Les marchés mondiaux ont progressé lundi après qu'un accord de paix entre les États-Unis et l'Iran a atténué les risques géopolitiques, réduit les inquiétudes concernant les prix de l'énergie et modifié les anticipations quant à l'évolution future des taux d'intérêt.
Les marchés asiatiques ont donné le ton en début de journée, le Nikkei 225 japonais progressant de 5 %, le Hang Seng de Hong Kong de 0,5 % et le Kospi sud-coréen de 5,2 %, les investisseurs saluant la perspective d'une baisse des coûts de l'énergie et d'une réduction des incertitudes géopolitiques.
Les actions chinoises ont également progressé, tandis que les devises régionales se sont renforcées face au dollar, portées par un regain d'appétit pour le risque.
L'accord, visant à mettre fin au conflit et à rouvrir le détroit d'Ormuz, l'une des voies de passage les plus importantes au monde pour le transport de pétrole et de gaz naturel liquéfié, a amélioré l'appétit pour le risque sur l'ensemble des classes d'actifs.
Les prix du pétrole ont reculé après que l'accord a atténué les craintes d'une perturbation prolongée des flux énergétiques mondiaux, tandis que les actions ont progressé, les investisseurs intégrant dans leurs anticipations une baisse des risques d'inflation et des perspectives plus favorables pour la politique monétaire.
Les métaux précieux ont également participé à cette hausse. L'or au comptant a progressé de 2,25 % à 4 313 dollars l'once, tandis que l'argent a gagné plus de 3,7 % à environ 70,2 dollars l'once.

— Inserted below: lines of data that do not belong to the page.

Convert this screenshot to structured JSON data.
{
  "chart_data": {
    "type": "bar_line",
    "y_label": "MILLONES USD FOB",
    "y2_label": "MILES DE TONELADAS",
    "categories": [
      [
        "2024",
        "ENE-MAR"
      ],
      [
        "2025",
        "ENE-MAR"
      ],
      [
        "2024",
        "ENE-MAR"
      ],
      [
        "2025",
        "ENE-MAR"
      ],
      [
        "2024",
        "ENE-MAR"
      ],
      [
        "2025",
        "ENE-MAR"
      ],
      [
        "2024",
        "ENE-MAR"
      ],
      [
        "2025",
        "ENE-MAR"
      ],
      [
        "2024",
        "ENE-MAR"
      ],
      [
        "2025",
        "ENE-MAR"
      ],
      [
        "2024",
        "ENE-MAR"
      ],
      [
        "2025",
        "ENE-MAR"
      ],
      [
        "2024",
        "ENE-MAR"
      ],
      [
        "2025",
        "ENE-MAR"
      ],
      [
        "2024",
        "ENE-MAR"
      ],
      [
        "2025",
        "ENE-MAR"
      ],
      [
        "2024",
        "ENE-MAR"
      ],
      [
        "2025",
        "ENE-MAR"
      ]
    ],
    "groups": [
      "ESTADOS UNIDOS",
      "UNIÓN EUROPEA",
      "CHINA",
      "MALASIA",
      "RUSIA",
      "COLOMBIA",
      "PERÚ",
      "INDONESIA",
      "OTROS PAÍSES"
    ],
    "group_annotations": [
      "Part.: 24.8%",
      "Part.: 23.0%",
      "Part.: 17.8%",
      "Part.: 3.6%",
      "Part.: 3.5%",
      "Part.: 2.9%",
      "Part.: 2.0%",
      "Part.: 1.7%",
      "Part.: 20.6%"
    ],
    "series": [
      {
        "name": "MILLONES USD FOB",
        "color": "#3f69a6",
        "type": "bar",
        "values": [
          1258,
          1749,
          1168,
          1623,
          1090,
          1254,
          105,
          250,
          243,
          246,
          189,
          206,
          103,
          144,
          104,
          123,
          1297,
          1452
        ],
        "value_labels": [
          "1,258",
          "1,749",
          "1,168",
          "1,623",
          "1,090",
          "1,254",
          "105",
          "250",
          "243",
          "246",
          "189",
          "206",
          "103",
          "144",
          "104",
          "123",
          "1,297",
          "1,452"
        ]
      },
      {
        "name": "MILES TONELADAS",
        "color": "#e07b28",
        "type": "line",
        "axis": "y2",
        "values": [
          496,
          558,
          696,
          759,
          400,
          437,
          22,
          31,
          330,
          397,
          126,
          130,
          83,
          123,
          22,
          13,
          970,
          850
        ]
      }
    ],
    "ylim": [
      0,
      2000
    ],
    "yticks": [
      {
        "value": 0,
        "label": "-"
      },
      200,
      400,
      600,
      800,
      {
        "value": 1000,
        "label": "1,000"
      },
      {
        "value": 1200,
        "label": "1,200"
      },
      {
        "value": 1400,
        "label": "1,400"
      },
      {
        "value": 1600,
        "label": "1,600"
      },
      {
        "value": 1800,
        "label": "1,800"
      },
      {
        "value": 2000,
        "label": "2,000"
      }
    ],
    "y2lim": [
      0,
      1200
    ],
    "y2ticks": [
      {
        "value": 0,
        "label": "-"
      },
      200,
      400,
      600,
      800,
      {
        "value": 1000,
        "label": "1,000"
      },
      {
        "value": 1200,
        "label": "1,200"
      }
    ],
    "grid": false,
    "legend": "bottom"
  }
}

La réaction des marchés est intervenue après des semaines de volatilité provoquées par le conflit, qui a débuté fin février par des frappes américaines et israéliennes contre l'Iran. La décision de Téhéran de bloquer le détroit d'Ormuz en représailles a entraîné une forte hausse des prix de l'énergie, suscitant des inquiétudes quant aux chaînes d'approvisionnement mondiales, à l'inflation et à la politique des banques centrales.
Ces perturbations ont accentué la pression sur les prix à la consommation, notamment dans les pays importateurs d'énergie. Aux États-Unis, l'inflation a atteint 4,2 %, son plus haut niveau en trois ans, renforçant les anticipations selon lesquelles la Réserve fédérale et les autres grandes banques centrales pourraient maintenir des taux d'intérêt élevés, voire envisager de nouvelles hausses.
Prévisions nuancées
Cependant, l'accord de paix a rapidement nuancé ces prévisions. La probabilité que la Fed relève ses taux d'intérêt en décembre est tombée à 48 %, contre 69 % la semaine précédente.
La baisse des prix du pétrole devrait atténuer la pression sur l'inflation globale, offrant ainsi aux banques centrales une plus grande marge de manœuvre pour éviter un resserrement monétaire supplémentaire. Cette situation a contribué à soutenir simultanément les actions, les actifs sensibles au risque et les métaux précieux.
L'or, qui avait perdu plus de 19 % depuis février dans un contexte de hausse des rendements, de renforcement du dollar et d'inquiétudes liées à l'inflation, a profité de l'évolution des anticipations. Actif non rémunérateur, le métal jaune est généralement soumis à des pressions lorsque les taux d'intérêt augmentent, mais progresse lorsque les anticipations de hausse des taux diminuent.
Les analystes ont déclaré que l'accord marquait un tournant pour les marchés mondiaux en réduisant l'un des principaux risques géopolitiques pesant sur les investisseurs. Ils ont toutefois averti que la pérennité de cette hausse dépendrait du maintien de prix du pétrole à un niveau bas, de la poursuite de la modération de l'inflation et de l'adoption d'une politique monétaire moins restrictive par les banques centrales dans les mois à venir.